Desde lo más profundo de mi corazón agradezco su presencia también a todos los hermanos y hermanas de las demás Iglesias y comunidades eclesiales que, junto con nosotros, han orado por la unidad de los cristianos. Doy las gracias, asimismo, a los miembros de otras religiones y tradiciones espirituales. No me es posible enumerar aquí a todos; por eso, os pido disculpas, si he omitido a algunos.

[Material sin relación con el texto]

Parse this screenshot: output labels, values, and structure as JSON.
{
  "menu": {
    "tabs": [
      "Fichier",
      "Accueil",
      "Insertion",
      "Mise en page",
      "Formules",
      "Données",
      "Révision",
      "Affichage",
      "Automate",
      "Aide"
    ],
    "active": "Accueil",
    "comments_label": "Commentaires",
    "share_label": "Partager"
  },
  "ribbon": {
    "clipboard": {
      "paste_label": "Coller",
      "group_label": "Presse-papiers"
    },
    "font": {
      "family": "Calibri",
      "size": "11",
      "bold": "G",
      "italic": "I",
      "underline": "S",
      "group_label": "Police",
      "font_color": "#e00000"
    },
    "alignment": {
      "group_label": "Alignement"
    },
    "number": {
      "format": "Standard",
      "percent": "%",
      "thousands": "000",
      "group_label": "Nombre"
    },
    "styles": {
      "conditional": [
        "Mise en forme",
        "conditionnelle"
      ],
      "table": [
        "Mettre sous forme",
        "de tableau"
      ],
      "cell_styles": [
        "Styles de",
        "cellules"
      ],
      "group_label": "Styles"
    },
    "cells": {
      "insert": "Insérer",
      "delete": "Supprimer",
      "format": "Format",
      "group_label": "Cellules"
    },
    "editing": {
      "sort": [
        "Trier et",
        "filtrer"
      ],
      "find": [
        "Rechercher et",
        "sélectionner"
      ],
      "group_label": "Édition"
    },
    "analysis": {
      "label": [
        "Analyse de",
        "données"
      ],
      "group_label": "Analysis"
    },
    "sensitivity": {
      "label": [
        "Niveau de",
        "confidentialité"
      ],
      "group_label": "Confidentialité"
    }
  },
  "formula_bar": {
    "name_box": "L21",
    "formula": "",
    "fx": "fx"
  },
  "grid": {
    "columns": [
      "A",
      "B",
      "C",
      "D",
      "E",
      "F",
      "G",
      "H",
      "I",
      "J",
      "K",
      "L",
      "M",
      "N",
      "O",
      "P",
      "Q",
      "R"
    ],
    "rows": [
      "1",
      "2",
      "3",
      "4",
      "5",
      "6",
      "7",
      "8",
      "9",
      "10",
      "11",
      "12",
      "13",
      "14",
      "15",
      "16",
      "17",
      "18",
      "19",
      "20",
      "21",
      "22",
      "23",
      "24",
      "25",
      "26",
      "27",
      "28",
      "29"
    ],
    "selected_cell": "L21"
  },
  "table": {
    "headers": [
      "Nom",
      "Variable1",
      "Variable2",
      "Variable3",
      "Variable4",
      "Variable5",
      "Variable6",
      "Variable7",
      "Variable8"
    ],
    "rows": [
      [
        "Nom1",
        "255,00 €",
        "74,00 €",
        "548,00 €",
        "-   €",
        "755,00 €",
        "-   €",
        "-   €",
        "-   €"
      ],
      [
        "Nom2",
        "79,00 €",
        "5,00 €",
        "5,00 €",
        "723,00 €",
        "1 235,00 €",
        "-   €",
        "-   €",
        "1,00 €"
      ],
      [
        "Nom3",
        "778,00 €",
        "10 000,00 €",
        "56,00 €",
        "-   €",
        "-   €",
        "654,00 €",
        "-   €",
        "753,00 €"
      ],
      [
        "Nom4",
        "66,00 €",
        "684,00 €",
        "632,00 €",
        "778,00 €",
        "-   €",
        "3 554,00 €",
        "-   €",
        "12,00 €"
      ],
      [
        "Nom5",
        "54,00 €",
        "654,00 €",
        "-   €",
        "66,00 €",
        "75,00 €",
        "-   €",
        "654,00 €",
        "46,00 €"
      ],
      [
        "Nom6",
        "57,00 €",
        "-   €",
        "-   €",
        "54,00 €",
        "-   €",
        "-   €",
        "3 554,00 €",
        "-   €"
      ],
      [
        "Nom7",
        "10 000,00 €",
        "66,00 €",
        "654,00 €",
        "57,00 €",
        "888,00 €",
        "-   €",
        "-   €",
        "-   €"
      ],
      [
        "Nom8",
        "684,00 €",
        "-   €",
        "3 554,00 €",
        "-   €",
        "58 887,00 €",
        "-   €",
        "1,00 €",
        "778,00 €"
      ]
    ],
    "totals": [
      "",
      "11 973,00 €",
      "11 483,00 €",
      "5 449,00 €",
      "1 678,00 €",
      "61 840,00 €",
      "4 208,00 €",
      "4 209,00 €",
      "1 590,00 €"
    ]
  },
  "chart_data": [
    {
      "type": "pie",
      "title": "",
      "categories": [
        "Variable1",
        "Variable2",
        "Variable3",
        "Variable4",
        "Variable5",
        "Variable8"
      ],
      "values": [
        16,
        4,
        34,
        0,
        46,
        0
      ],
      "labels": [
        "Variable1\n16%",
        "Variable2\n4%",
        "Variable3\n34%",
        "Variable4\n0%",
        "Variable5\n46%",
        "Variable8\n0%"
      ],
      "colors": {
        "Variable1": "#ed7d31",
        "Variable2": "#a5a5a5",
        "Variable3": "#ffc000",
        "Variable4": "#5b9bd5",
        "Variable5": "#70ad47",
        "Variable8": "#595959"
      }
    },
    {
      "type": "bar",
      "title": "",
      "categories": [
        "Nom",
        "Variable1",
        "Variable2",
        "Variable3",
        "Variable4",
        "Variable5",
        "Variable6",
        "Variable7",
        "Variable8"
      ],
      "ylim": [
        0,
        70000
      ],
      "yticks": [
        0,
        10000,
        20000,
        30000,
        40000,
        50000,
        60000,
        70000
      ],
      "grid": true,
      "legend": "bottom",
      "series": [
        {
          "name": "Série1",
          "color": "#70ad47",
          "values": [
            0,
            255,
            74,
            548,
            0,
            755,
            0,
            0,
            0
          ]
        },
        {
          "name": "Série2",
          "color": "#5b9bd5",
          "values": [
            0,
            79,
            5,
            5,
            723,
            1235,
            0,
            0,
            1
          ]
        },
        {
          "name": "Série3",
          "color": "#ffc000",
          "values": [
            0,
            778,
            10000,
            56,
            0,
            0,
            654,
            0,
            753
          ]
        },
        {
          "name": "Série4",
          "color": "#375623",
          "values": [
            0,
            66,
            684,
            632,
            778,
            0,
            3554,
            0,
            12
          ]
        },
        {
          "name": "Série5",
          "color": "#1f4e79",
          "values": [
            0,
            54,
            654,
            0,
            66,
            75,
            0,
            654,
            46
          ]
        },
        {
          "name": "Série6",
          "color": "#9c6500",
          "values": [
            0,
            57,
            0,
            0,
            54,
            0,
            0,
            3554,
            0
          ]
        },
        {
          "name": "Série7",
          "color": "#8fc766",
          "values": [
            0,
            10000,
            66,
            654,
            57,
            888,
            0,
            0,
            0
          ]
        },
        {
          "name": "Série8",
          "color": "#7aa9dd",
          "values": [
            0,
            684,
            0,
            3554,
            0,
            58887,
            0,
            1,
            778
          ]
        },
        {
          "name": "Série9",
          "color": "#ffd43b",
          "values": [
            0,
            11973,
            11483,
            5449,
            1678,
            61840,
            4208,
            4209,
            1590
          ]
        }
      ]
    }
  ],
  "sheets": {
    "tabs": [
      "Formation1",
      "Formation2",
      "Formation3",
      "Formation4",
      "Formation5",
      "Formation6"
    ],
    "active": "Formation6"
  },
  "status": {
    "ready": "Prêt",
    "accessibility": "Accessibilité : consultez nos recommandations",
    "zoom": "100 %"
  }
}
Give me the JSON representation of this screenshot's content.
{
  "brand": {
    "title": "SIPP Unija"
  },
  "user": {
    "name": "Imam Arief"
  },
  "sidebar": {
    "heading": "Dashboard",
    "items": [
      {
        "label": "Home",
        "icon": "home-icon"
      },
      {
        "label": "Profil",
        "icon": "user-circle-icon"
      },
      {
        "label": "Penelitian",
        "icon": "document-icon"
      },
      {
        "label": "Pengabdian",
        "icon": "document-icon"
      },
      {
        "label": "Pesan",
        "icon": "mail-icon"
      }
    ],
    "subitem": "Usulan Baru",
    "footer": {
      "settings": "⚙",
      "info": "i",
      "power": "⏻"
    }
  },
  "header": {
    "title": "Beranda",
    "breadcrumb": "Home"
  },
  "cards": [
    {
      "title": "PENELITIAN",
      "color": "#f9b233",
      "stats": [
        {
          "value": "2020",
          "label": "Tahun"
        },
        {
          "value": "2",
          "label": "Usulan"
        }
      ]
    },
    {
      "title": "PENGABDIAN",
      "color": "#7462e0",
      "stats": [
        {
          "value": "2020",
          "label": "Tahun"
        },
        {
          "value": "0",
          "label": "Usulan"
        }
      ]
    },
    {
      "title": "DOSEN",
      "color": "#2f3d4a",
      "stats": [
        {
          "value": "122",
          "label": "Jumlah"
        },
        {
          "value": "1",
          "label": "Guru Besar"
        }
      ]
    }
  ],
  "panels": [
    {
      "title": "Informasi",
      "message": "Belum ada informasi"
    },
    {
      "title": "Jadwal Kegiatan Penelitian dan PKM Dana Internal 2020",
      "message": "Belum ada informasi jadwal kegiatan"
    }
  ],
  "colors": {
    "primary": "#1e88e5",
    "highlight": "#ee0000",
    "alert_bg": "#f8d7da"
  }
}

3. Queridos hermanos y hermanas, he dicho que el 46 Congreso eucarístico internacional ha sido un gran acontecimiento eclesial. Podría decir que se ha transformado en una gran experiencia de la Iglesia universal unida en la Eucaristía. La Iglesia vive de la Eucaristía y constantemente nace de ella. La Iglesia se realiza de modo especial mediante la Eucaristía, que es casi el cenit al que tiende todo en la Iglesia. «En efecto, la sagrada Eucaristía —como dice el Concilio— contiene todo el bien espiritual de la Iglesia, es decir, Cristo mismo, nuestra Pascua» (Presbyterorum ordinis
PO 5). Por eso, la Iglesia, si de verdad quiere comprenderse hasta el fondo a sí misma y su propia misión, debe descubrir incesantemente esta presencia eucarística de Cristo, meditarla y vivir de ella. Cultivemos y profundicemos en nuestros corazones un gran reconocimiento hacia Dios por las gracias que otorga a su Iglesia.

Queridos hermanos y hermanas, todos hemos podido experimentar cómo en el misterio de la Eucaristía se encuentran los hombres de las diversas razas, lenguas, naciones y culturas. Sí. La Eucaristía rebasa todas las fronteras. En ella se hace visible la unidad de la Iglesia como Cuerpo místico de Cristo. ¡Con cuánta claridad se cumplen aquí las palabras de san Agustín, que llamó a la Eucaristía «sacramento de piedad, signo de unidad y vínculo de caridad» (In Joan. Ev. tr. 26,6,13: PL 35,1.613).

La Eucaristía es el corazón palpitante de la Iglesia. «La Eucaristía construye la Iglesia y la construye como auténtica comunidad del pueblo de Dios, como asamblea de los fieles, marcada por el mismo carácter de unidad del que participaron los Apóstoles y los primeros discípulos del Señor. La Eucaristía construye siempre nuevamente esta comunidad y unidad; siempre la construye y la regenera por el sacrificio de Cristo mismo, porque conmemora su muerte en la cruz, con cuyo precio hemos sido redimidos por él» (Redemptor hominis RH 20). Precisamente en ese contexto se entiende todo congreso eucarístico y su función en la vida de toda la Iglesia.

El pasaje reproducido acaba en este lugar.